A mí la ópera me da igual, ya lo ven. O sea que me trae flojo. No sé a ustedes los caraqueños. Y digo ustedes los caraqueños porque resulta que estas crónicas se publican a diario en El Nacional de Caracas, no sé si con la anuencia de mi periódico o en plan pirata. Me imagino que para una mentalidad caraqueña debe resultar una minuciosa y minutisita catástrofe la supresión de una temporada de ópera en Madrid. Me parece que es Cortázar el que habla de la miniatura europea frente a la desmesura del paisaje americano. Cocteau me lo dijo en París cuando estuve trabajando en Francia en la cosa de la vendimia:
—Mon petit, la obra de Proust es una colosal miniatura.
También la ópera es una colosal miniatura, una fruslería burguesa, europea, pero hay gente que vive aún de miniaturas, lejos de las magnitudes de la historia. Escriben cartas, lo comentan en los salones del té de las cinco, que en Madrid se toma a las seis, y se indignan muchísimo:
—Esto no puede ser, otra temporada sin ópera, hay que llamar a Fernández-Cid.
Como si llaman a los bomberos. Yo no he ido nunca a la ópera por que mi educación musical es tan exquisita que consiste en dormir me exactamente en el primer movimiento de la segunda parte de la tercera sinfonía.
— ¿Nunca le ha levado a usted Pitita? —salta el parado.
No, nunca. Supongo que ya se nota.

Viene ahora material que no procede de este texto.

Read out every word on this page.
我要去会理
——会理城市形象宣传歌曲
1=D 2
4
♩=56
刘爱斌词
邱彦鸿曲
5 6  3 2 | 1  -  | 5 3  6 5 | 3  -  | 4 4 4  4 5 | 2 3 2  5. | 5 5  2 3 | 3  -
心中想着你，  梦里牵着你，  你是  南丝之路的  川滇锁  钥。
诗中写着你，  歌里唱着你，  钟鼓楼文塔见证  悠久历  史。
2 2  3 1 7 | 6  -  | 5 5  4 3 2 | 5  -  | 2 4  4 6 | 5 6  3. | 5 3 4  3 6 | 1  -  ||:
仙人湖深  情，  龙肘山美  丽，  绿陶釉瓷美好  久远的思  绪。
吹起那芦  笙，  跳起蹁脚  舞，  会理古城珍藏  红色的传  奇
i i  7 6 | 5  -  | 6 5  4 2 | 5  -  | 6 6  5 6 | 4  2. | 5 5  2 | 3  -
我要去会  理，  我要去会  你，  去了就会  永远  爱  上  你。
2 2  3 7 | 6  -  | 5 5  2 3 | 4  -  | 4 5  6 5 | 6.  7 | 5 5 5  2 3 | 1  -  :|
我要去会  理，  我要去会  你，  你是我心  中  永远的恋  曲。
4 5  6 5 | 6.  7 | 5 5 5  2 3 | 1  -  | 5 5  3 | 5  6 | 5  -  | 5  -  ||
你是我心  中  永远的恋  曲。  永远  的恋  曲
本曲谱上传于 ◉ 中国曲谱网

Pero me consterna y me maravilla, cada mañana, como el citado Proust se maravillaba ante las vidrieros aristocráticas de Combray, descubrir la vidriera emplomada de un resto de la sociedad española —oligarquía, oligocracia, lo que sea— que mata el faisán y escucha a Bizet mientras el pueblo de Madrid se enfría sin gas, se exaspera sin butano, adelgaza sin leche, reajusta su presupuesto para ir en Metro o comprar gasolina para el fin de semana.
Se lo dijo Marx a Engels mientras se tomaban five o'clock tea para pobres:
—La humanidad sólo se plantea problemas que puede resolver.

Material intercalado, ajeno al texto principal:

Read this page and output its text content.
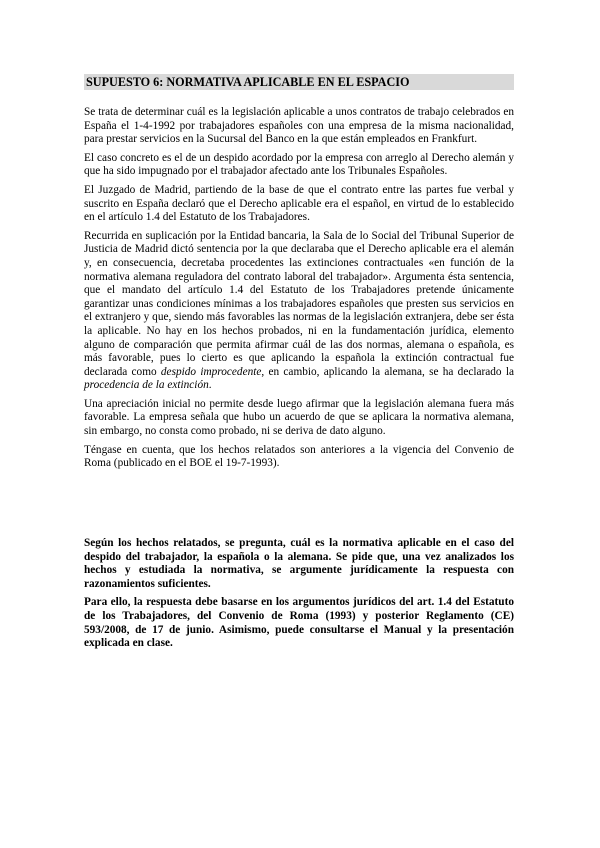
SUPUESTO 6: NORMATIVA APLICABLE EN EL ESPACIO

Se trata de determinar cuál es la legislación aplicable a unos contratos de trabajo celebrados en España el 1-4-1992 por trabajadores españoles con una empresa de la misma nacionalidad, para prestar servicios en la Sucursal del Banco en la que están empleados en Frankfurt.

El caso concreto es el de un despido acordado por la empresa con arreglo al Derecho alemán y que ha sido impugnado por el trabajador afectado ante los Tribunales Españoles.

El Juzgado de Madrid, partiendo de la base de que el contrato entre las partes fue verbal y suscrito en España declaró que el Derecho aplicable era el español, en virtud de lo establecido en el artículo 1.4 del Estatuto de los Trabajadores.

Recurrida en suplicación por la Entidad bancaria, la Sala de lo Social del Tribunal Superior de Justicia de Madrid dictó sentencia por la que declaraba que el Derecho aplicable era el alemán y, en consecuencia, decretaba procedentes las extinciones contractuales «en función de la normativa alemana reguladora del contrato laboral del trabajador». Argumenta ésta sentencia, que el mandato del artículo 1.4 del Estatuto de los Trabajadores pretende únicamente garantizar unas condiciones mínimas a los trabajadores españoles que presten sus servicios en el extranjero y que, siendo más favorables las normas de la legislación extranjera, debe ser ésta la aplicable. No hay en los hechos probados, ni en la fundamentación jurídica, elemento alguno de comparación que permita afirmar cuál de las dos normas, alemana o española, es más favorable, pues lo cierto es que aplicando la española la extinción contractual fue declarada como despido improcedente, en cambio, aplicando la alemana, se ha declarado la procedencia de la extinción.

Una apreciación inicial no permite desde luego afirmar que la legislación alemana fuera más favorable. La empresa señala que hubo un acuerdo de que se aplicara la normativa alemana, sin embargo, no consta como probado, ni se deriva de dato alguno.

Téngase en cuenta, que los hechos relatados son anteriores a la vigencia del Convenio de Roma (publicado en el BOE el 19-7-1993).

Según los hechos relatados, se pregunta, cuál es la normativa aplicable en el caso del despido del trabajador, la española o la alemana. Se pide que, una vez analizados los hechos y estudiada la normativa, se argumente jurídicamente la respuesta con razonamientos suficientes.

Para ello, la respuesta debe basarse en los argumentos jurídicos del art. 1.4 del Estatuto de los Trabajadores, del Convenio de Roma (1993) y posterior Reglamento (CE) 593/2008, de 17 de junio. Asimismo, puede consultarse el Manual y la presentación explicada en clase.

El axioma es cierto, por más que diga Nicolai, del que acaba de llegarme un libro antimarxista. Supongo que el problema de un invierno en Madrid sin ópera es un problema que la humanidad —o el alcalde— puede resolver, ya que de otro modo no se lo plantearía. Yo he vivido inviernos de Madrid sin pan, sin carbón, sin leche, sin luz o sin aceite. Pero un invierno sin ópera no lo había vivido nunca. Imagino que no podría soportarlo.

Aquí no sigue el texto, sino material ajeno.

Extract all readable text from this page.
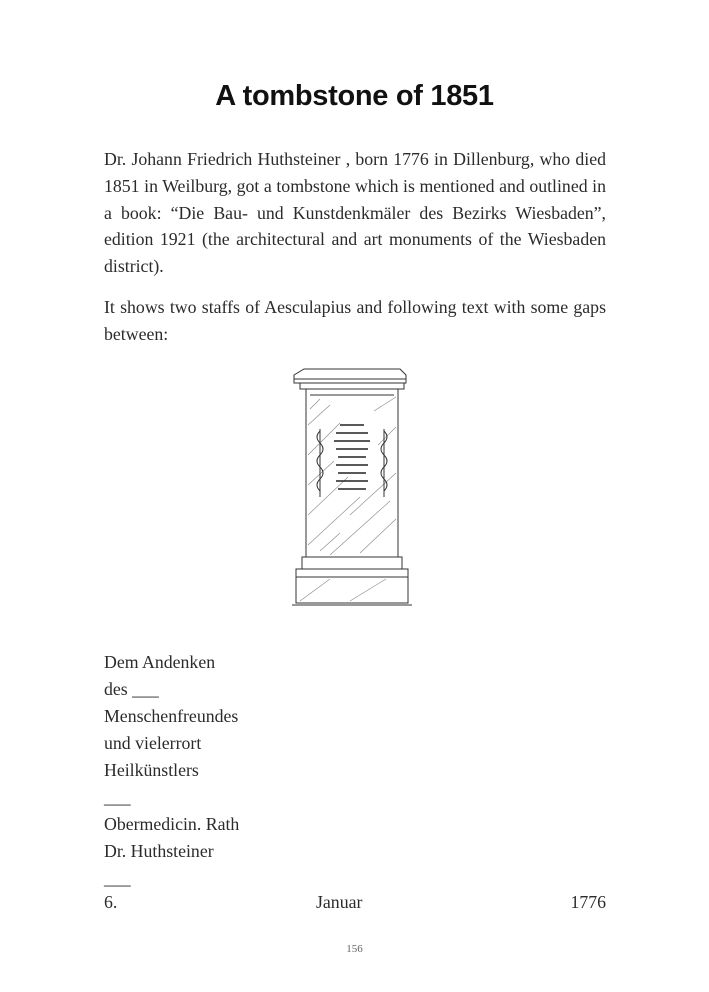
A tombstone of 1851

Dr. Johann Friedrich Huthsteiner , born 1776 in Dillenburg, who died 1851 in Weilburg, got a tombstone which is mentioned and outlined in a book: “Die Bau- und Kunstdenkmäler des Bezirks Wiesbaden”, edition 1921 (the architectural and art monuments of the Wiesbaden district).

It shows two staffs of Aesculapius and following text with some gaps between:

Dem Andenken
des ___
Menschenfreundes
und vielerrort
Heilkünstlers
___
Obermedicin. Rath
Dr. Huthsteiner
___
6.	Januar	1776
156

Bueno, pues eso les pasa ahora a nuestros melómanos de toda la vida, Que tienen que dejar en casa, entre alcanfores y títulos de la Deuda, los gemelos del teatro, el collar de cinco vueltas, el pendentif, los guantes amarillos, la capa española, el armiño de la dama del armiño y más cosas. Pase lo de la leche, lo del gas-ciudad, lo del gas butano, lo del Metro, lo de la Renfe. Pero lo de la ópera es que dama al cielo. O cuando menos al Conservatorio.